In our last two updates to highlight NINDS contributions to therapies for neurological disorders, we focused on a recombinant clot-busting protein for acute stroke, enzyme replacement therapies for lysosomal storage disorders, and an RNA-targeting treatment for spinal muscular atrophy (SMA). All of these are examples of biologics, or products produced from or containing components of living organisms, and they represent a growing and exciting area of research and development for a range of clinical applications. This week, we turn our attention to medical devices, another growing area where scientific and technological advances are fueling opportunities to treat neurological disorders by modulating the activity of neural circuits in the brain, spinal cord, and peripheral nervous system.
The first of two new entries on our website describes the development of deep brain stimulation (DBS) to treat movement disorders, including Parkinson’s disease, essential tremor, and dystonia. The second outlines the development of two devices approved for the treatment of epilepsy in people who have not achieved adequate benefits from other available therapies. One of these is a DBS device that delivers constant stimulation intended to alter brain activity just enough to prevent or limit the initiation or spread of a seizure. The other is a responsive, or “closed loop,” device that delivers stimulation to the site of seizure onset, but only when continuously monitored brain activity suggests a seizure is beginning or likely to occur. The paths leading to these devices for movement disorders and epilepsy show how basic neuroscience research and advances in medical device technology built on decades of neurosurgical experience to drive new therapeutic approaches. NINDS and NIH supported or conducted research at important steps along the way, including studies to map brain circuits involved in movement coordination and seizure spread and to design algorithms for automated seizure detection. In recognition of their pioneering work to develop DBS for Parkinson’s disease, NIH-supported neuroscientist Mahlon DeLong and French neurosurgeon Alim-Louis Benabid received the 2014 Lasker-Debakey Clinical Medical Research Award.

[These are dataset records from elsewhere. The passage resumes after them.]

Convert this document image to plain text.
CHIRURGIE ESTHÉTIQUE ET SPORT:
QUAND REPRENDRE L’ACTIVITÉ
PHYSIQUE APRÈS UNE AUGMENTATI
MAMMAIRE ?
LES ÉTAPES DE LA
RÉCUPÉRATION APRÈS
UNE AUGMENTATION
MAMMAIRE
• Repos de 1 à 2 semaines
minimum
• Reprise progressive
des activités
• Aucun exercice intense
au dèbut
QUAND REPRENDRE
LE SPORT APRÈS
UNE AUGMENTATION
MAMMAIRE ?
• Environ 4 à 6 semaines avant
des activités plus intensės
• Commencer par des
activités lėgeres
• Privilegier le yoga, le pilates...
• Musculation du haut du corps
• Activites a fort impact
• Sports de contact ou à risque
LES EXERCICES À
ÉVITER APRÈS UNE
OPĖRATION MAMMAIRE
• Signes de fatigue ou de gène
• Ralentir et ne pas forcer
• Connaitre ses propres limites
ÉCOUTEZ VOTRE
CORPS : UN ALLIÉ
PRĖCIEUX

These stories form part of a long history of NINDS and NIH investments in pioneering research on neural interfaces. The NINDS Neural Prosthesis Program, which began in the 1970s, laid the groundwork through support for research in applied engineering, materials science, and neuroscience, including long term safety studies of electrical stimulation and implanted devices. An early success of this program was the cochlear implant, a device that stimulates the auditory nerve to provide sound sensation in people who are deaf or hard-of hearing.
Today, NINDS and NIH continue to foster innovative research toward the next generation of neuromodulatory devices. Currently available devices provide sometimes dramatic benefits, but open questions remain regarding the underlying mechanisms of these benefits as well as the optimal sites and parameters for stimulation. The NIH BRAIN Initiative established a Public-Private Partnership program to facilitate clinical research using industry-supplied devices. One study supported through this program recently described a closed-loop DBS system for Parkinson’s disease that fine-tunes stimulation based on movement-related brain activity. In addition, researchers supported through the BRAIN Initiative® and other programs are revealing ever finer details of the structure and function of neural circuits, understanding how these circuits are affected by disease, and developing new ways to monitor and modulate circuit activity, including methods that are more precise or less invasive. With these advances, we can hope for even more effective devices for a broader range of neurological disorders.